Liz Verna, spokeswoman for the Burlington County Bridge Commission - which operates the Tacony-Palmyra, Burlington-Bristol and Riverside-Delanco bridges, among others - said that "our level of inspection already exceeds the requirements of the Federal Highway Administration and New Jersey Department of Transportation."

Nationally, nearly 74,000 bridges are rated structurally deficient, and the American Society of Civil Engineers estimates that repairing them all would take at least a generation and cost more than $188 billion.

Five years ago, the Federal Highway Administration estimated that the backlog of needed bridge repairs would cost at least $55 billion.

In Pennsylvania, 54 of the "structurally deficient" bridges are closed, according to state records, and an additional 700 have weight restrictions.

Many of the others get inspected as often as two to four times a year; state policy calls for all state-maintained bridges to be inspected at least once every two years.

Rendell pledged that the state would take whatever it learns from the Minnesota disaster and "evaluate whether changes need to be made to our current, aggressive inspection process."

According to the federal inventory, 43 percent of Pennsylvania bridges and 36 percent of New Jersey's are either structurally deficient or "functionally obsolete," with the latter description applying to bridges that cannot adequately accommodate current traffic volume.

The national average for the two categories is 26 percent.
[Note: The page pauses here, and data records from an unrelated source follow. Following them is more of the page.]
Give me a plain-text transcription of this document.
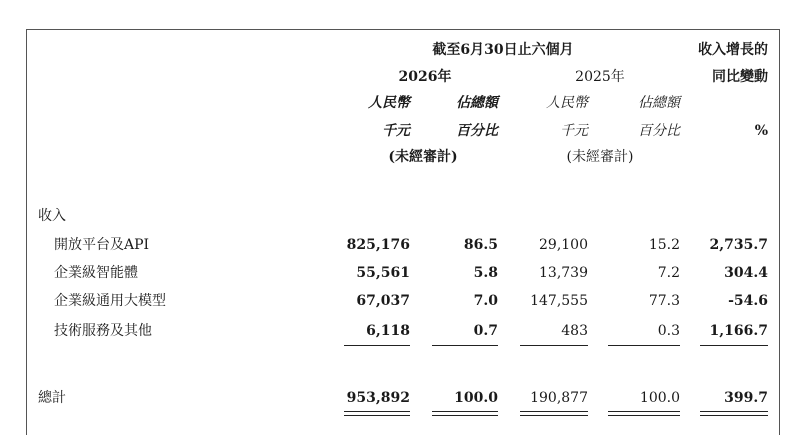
截至6月30日止六個月	收入增長的
同比變動
2026年	2025年
人民幣	佔總額	人民幣	佔總額
千元	百分比	千元	百分比	%
(未經審計)	(未經審計)
收入
開放平台及API	825,176	86.5	29,100	15.2	2,735.7
企業級智能體	55,561	5.8	13,739	7.2	304.4
企業級通用大模型	67,037	7.0	147,555	77.3	-54.6
技術服務及其他	6,118	0.7	483	0.3	1,166.7
總計	953,892	100.0	190,877	100.0	399.7
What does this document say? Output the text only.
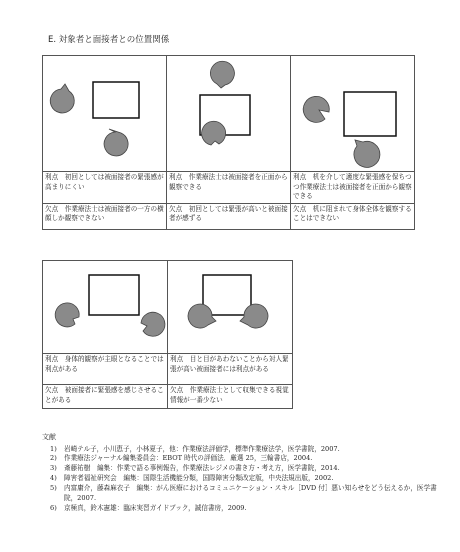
E. 対象者と面接者との位置関係

利点　初回としては被面接者の緊張感が高まりにくい	利点　作業療法士は被面接者を正面から観察できる	利点　机を介して適度な緊張感を保ちつつ作業療法士は被面接者を正面から観察できる
欠点　作業療法士は被面接者の一方の横顔しか観察できない	欠点　初回としては緊張が高いと被面接者が感ずる	欠点　机に阻まれて身体全体を観察することはできない

利点　身体的観察が主眼となることでは利点がある	利点　目と目があわないことから対人緊張が高い被面接者には利点がある
欠点　被面接者に緊張感を感じさせることがある	欠点　作業療法士として収集できる視覚情報が一番少ない
文献
1)	岩崎テル子，小川恵子，小林夏子，他：作業療法評価学，標準作業療法学，医学書院，2007.
2)	作業療法ジャーナル編集委員会：EBOT 時代の評価法．厳選 25，三輪書店，2004.
3)	斎藤祐樹　編集：作業で語る事例報告，作業療法レジメの書き方・考え方，医学書院，2014.
4)	障害者福祉研究会　編集：国際生活機能分類，国際障害分類改定版，中央法規出版，2002.
5)	内富庸介，藤森麻衣子　編集：がん医療におけるコミュニケーション・スキル［DVD 付］悪い知らせをどう伝えるか，医学書院，2007.
6)	京極真，鈴木憲雄：臨床実習ガイドブック，誠信書房，2009.
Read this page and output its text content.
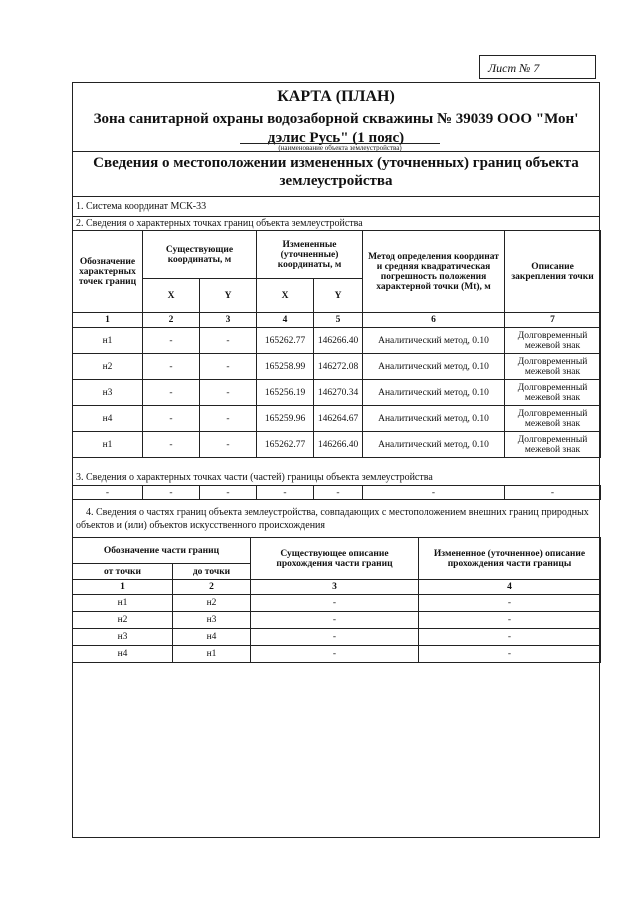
Лист № 7
КАРТА (ПЛАН)
Зона санитарной охраны водозаборной скважины № 39039 ООО "Мон' дэлис Русь" (1 пояс)
(наименование объекта землеустройства)
Сведения о местоположении измененных (уточненных) границ объекта землеустройства
1. Система координат МСК-33
2. Сведения о характерных точках границ объекта землеустройства
Обозначение характерных точек границ	Существующие координаты, м		Измененные (уточненные) координаты, м		Метод определения координат и средняя квадратическая погрешность положения характерной точки (Mt), м	Описание закрепления точки
	X	Y	X	Y		
1	2	3	4	5	6	7
н1	-	-	165262.77	146266.40	Аналитический метод, 0.10	Долговременный межевой знак
н2	-	-	165258.99	146272.08	Аналитический метод, 0.10	Долговременный межевой знак
н3	-	-	165256.19	146270.34	Аналитический метод, 0.10	Долговременный межевой знак
н4	-	-	165259.96	146264.67	Аналитический метод, 0.10	Долговременный межевой знак
н1	-	-	165262.77	146266.40	Аналитический метод, 0.10	Долговременный межевой знак
3. Сведения о характерных точках части (частей) границы объекта землеустройства
-	-	-	-	-	-	-
4. Сведения о частях границ объекта землеустройства, совпадающих с местоположением внешних границ природных объектов и (или) объектов искусственного происхождения
Обозначение части границ		Существующее описание прохождения части границ	Измененное (уточненное) описание прохождения части границы
от точки	до точки		
1	2	3	4
н1	н2	-	-
н2	н3	-	-
н3	н4	-	-
н4	н1	-	-
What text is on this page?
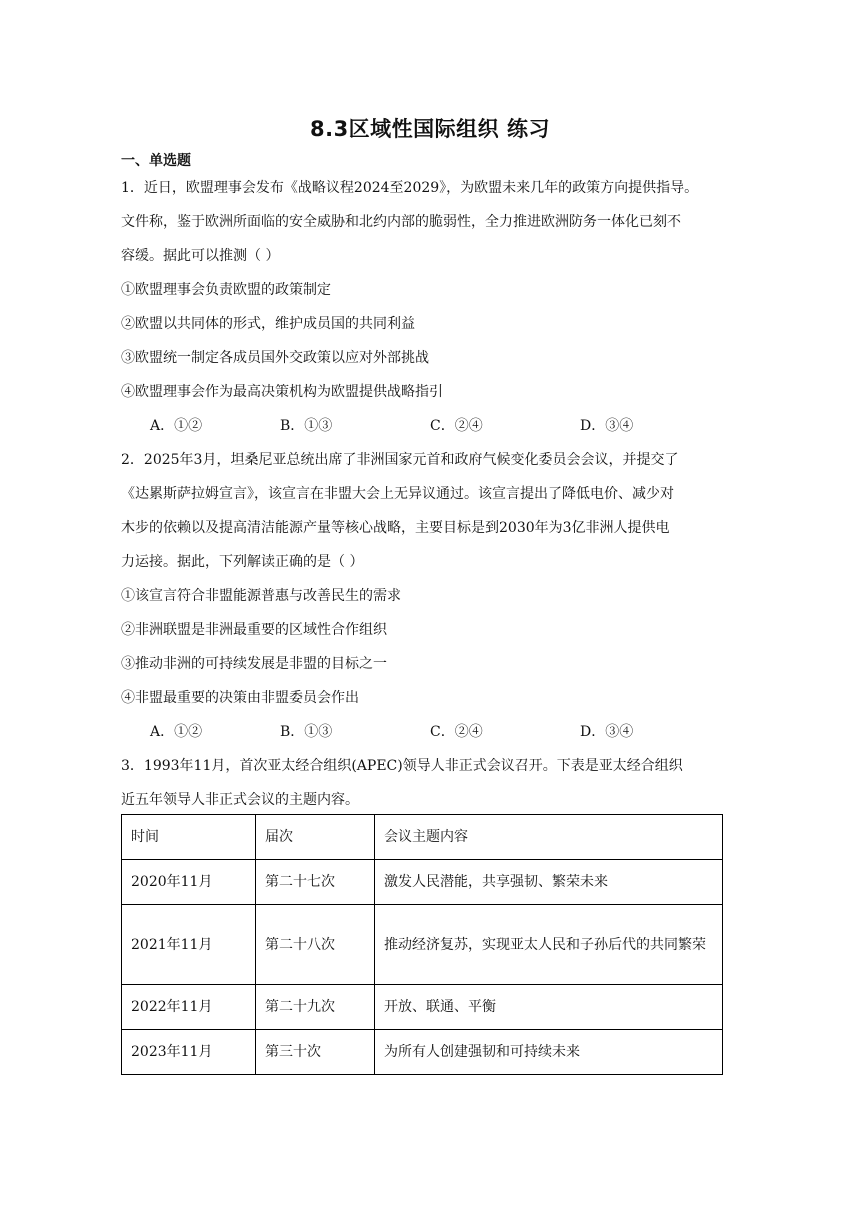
8.3区域性国际组织 练习
一、单选题
1．近日，欧盟理事会发布《战略议程2024至2029》，为欧盟未来几年的政策方向提供指导。
文件称，鉴于欧洲所面临的安全威胁和北约内部的脆弱性，全力推进欧洲防务一体化已刻不
容缓。据此可以推测（ ）
①欧盟理事会负责欧盟的政策制定
②欧盟以共同体的形式，维护成员国的共同利益
③欧盟统一制定各成员国外交政策以应对外部挑战
④欧盟理事会作为最高决策机构为欧盟提供战略指引
A．①②	B．①③	C．②④	D．③④
2．2025年3月，坦桑尼亚总统出席了非洲国家元首和政府气候变化委员会会议，并提交了
《达累斯萨拉姆宣言》，该宣言在非盟大会上无异议通过。该宣言提出了降低电价、减少对
木步的依赖以及提高清洁能源产量等核心战略，主要目标是到2030年为3亿非洲人提供电
力运接。据此，下列解读正确的是（ ）
①该宣言符合非盟能源普惠与改善民生的需求
②非洲联盟是非洲最重要的区域性合作组织
③推动非洲的可持续发展是非盟的目标之一
④非盟最重要的决策由非盟委员会作出
A．①②	B．①③	C．②④	D．③④
3．1993年11月，首次亚太经合组织(APEC)领导人非正式会议召开。下表是亚太经合组织
近五年领导人非正式会议的主题内容。
时间	届次	会议主题内容
2020年11月	第二十七次	激发人民潜能，共享强韧、繁荣未来
2021年11月	第二十八次	推动经济复苏，实现亚太人民和子孙后代的共同繁荣
2022年11月	第二十九次	开放、联通、平衡
2023年11月	第三十次	为所有人创建强韧和可持续未来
Only three states - Hawaii, Massachusetts and Rhode Island - have higher combined percentages than Pennsylvania.

In 2006, state officials said, PennDot spent $558 million on 867 bridge projects across the state, with $133 million going to preservation projects and the rest spent on restoration, rehabilitation and replacement. The amount was $258 million in the final year before Rendell took office.

Last month, the state legislature enacted plans to infuse $450 million in new money for highway and bridge projects this year.
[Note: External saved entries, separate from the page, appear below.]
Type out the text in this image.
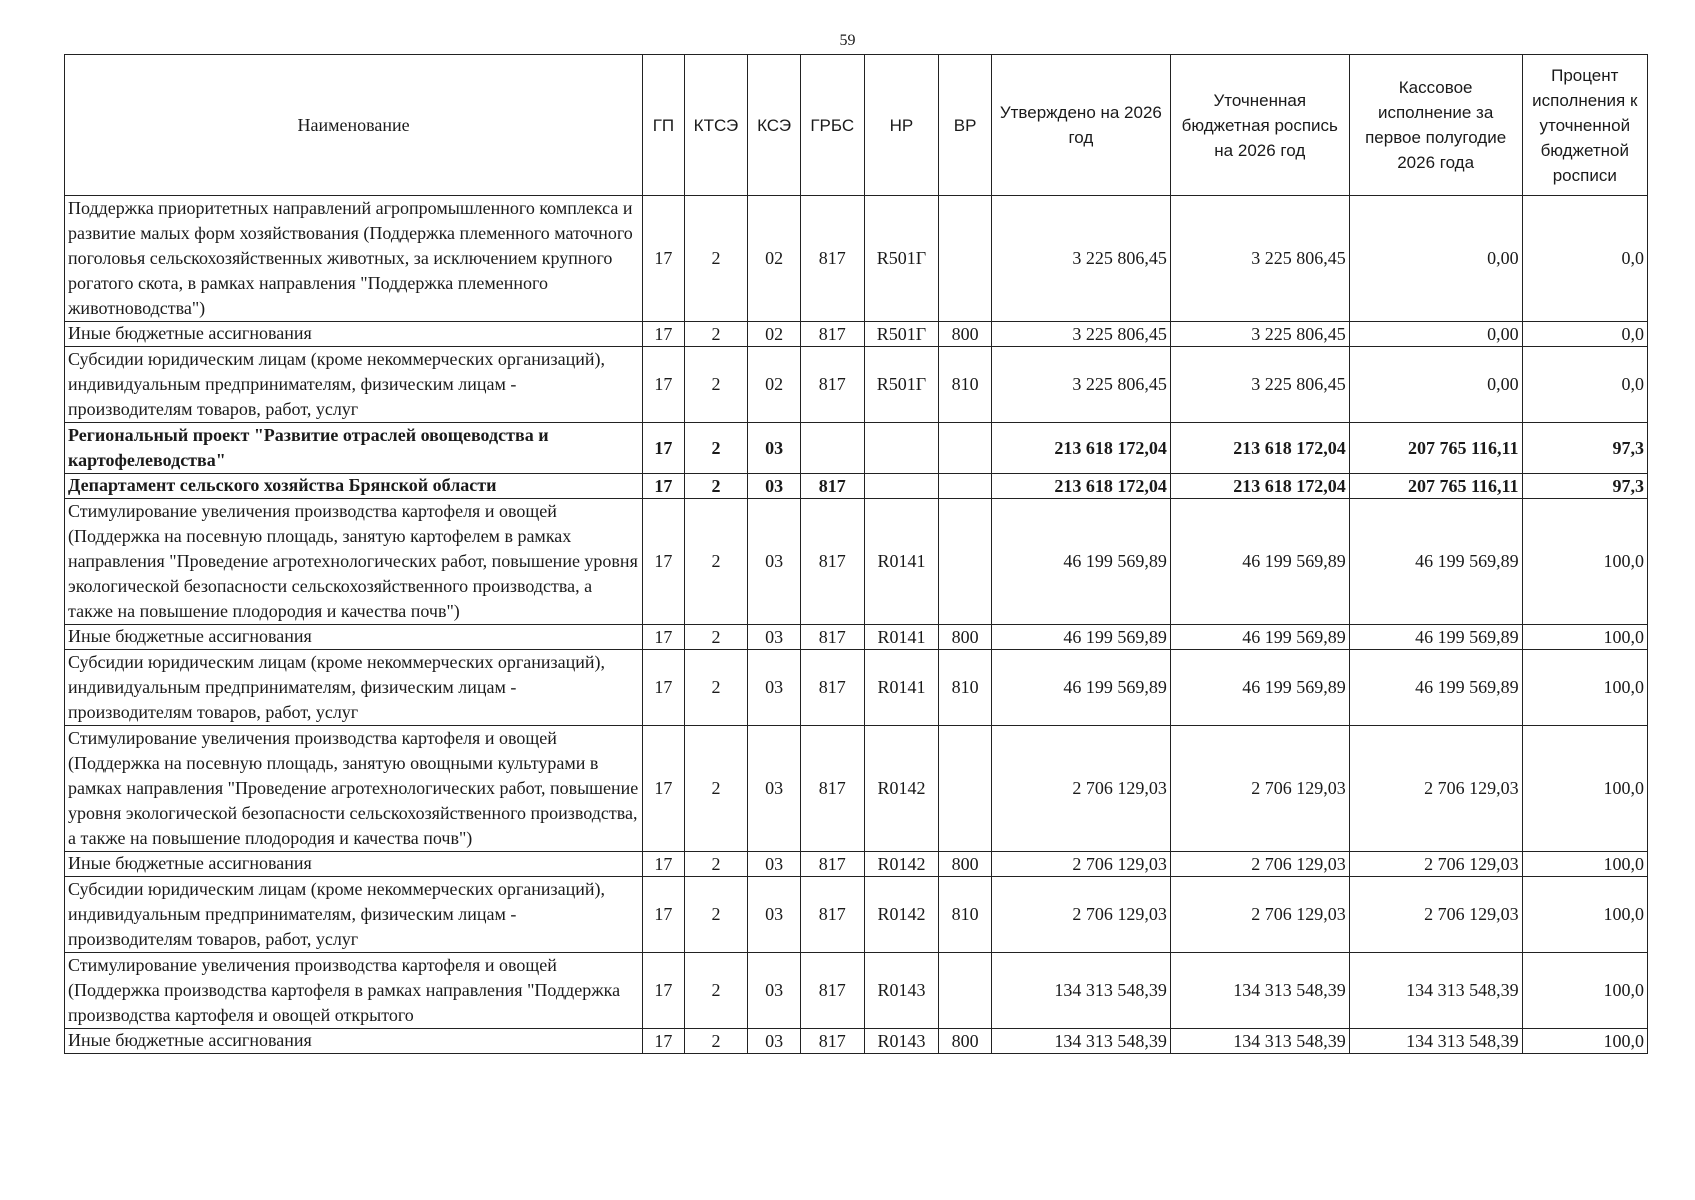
59
Наименование	ГП	КТСЭ	КСЭ	ГРБС	НР	ВР	Утверждено на 2026 год	Уточненная бюджетная роспись на 2026 год	Кассовое исполнение за первое полугодие 2026 года	Процент исполнения к уточненной бюджетной росписи
Поддержка приоритетных направлений агропромышленного комплекса и развитие малых форм хозяйствования (Поддержка племенного маточного поголовья сельскохозяйственных животных, за исключением крупного рогатого скота, в рамках направления "Поддержка племенного животноводства")	17	2	02	817	R501Г		3 225 806,45	3 225 806,45	0,00	0,0
Иные бюджетные ассигнования	17	2	02	817	R501Г	800	3 225 806,45	3 225 806,45	0,00	0,0
Субсидии юридическим лицам (кроме некоммерческих организаций), индивидуальным предпринимателям, физическим лицам - производителям товаров, работ, услуг	17	2	02	817	R501Г	810	3 225 806,45	3 225 806,45	0,00	0,0
Региональный проект "Развитие отраслей овощеводства и картофелеводства"	17	2	03				213 618 172,04	213 618 172,04	207 765 116,11	97,3
Департамент сельского хозяйства Брянской области	17	2	03	817			213 618 172,04	213 618 172,04	207 765 116,11	97,3
Стимулирование увеличения производства картофеля и овощей (Поддержка на посевную площадь, занятую картофелем в рамках направления "Проведение агротехнологических работ, повышение уровня экологической безопасности сельскохозяйственного производства, а также на повышение плодородия и качества почв")	17	2	03	817	R0141		46 199 569,89	46 199 569,89	46 199 569,89	100,0
Иные бюджетные ассигнования	17	2	03	817	R0141	800	46 199 569,89	46 199 569,89	46 199 569,89	100,0
Субсидии юридическим лицам (кроме некоммерческих организаций), индивидуальным предпринимателям, физическим лицам - производителям товаров, работ, услуг	17	2	03	817	R0141	810	46 199 569,89	46 199 569,89	46 199 569,89	100,0
Стимулирование увеличения производства картофеля и овощей (Поддержка на посевную площадь, занятую овощными культурами в рамках направления "Проведение агротехнологических работ, повышение уровня экологической безопасности сельскохозяйственного производства, а также на повышение плодородия и качества почв")	17	2	03	817	R0142		2 706 129,03	2 706 129,03	2 706 129,03	100,0
Иные бюджетные ассигнования	17	2	03	817	R0142	800	2 706 129,03	2 706 129,03	2 706 129,03	100,0
Субсидии юридическим лицам (кроме некоммерческих организаций), индивидуальным предпринимателям, физическим лицам - производителям товаров, работ, услуг	17	2	03	817	R0142	810	2 706 129,03	2 706 129,03	2 706 129,03	100,0
Стимулирование увеличения производства картофеля и овощей (Поддержка производства картофеля в рамках направления "Поддержка производства картофеля и овощей открытого	17	2	03	817	R0143		134 313 548,39	134 313 548,39	134 313 548,39	100,0
Иные бюджетные ассигнования	17	2	03	817	R0143	800	134 313 548,39	134 313 548,39	134 313 548,39	100,0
This was less than Rendell had wanted, and he reiterated his position yesterday that the states and the federal government must make substantial investments in infrastructure in the years ahead.

Sen. Bob Casey (D., Pa.) agreed, saying: "Previous Congresses and the president have not provided the funding necessary to meet our transportation needs."

In New Jersey, capital spending on bridges has risen from $318 million to $509 million under Corzine.

New Jersey has seven continuous deck truss bridges, including one on the Pulaski Skyway in the northern part of the state. None is in South Jersey.

Of the 30 such bridges in Pennsylvania, nearly all are in the western part of the state.

Two are on the Pennsylvania Turnpike - one in Allegheny County, the other in Beaver - and a third is on the Northeast Extension in Carbon County.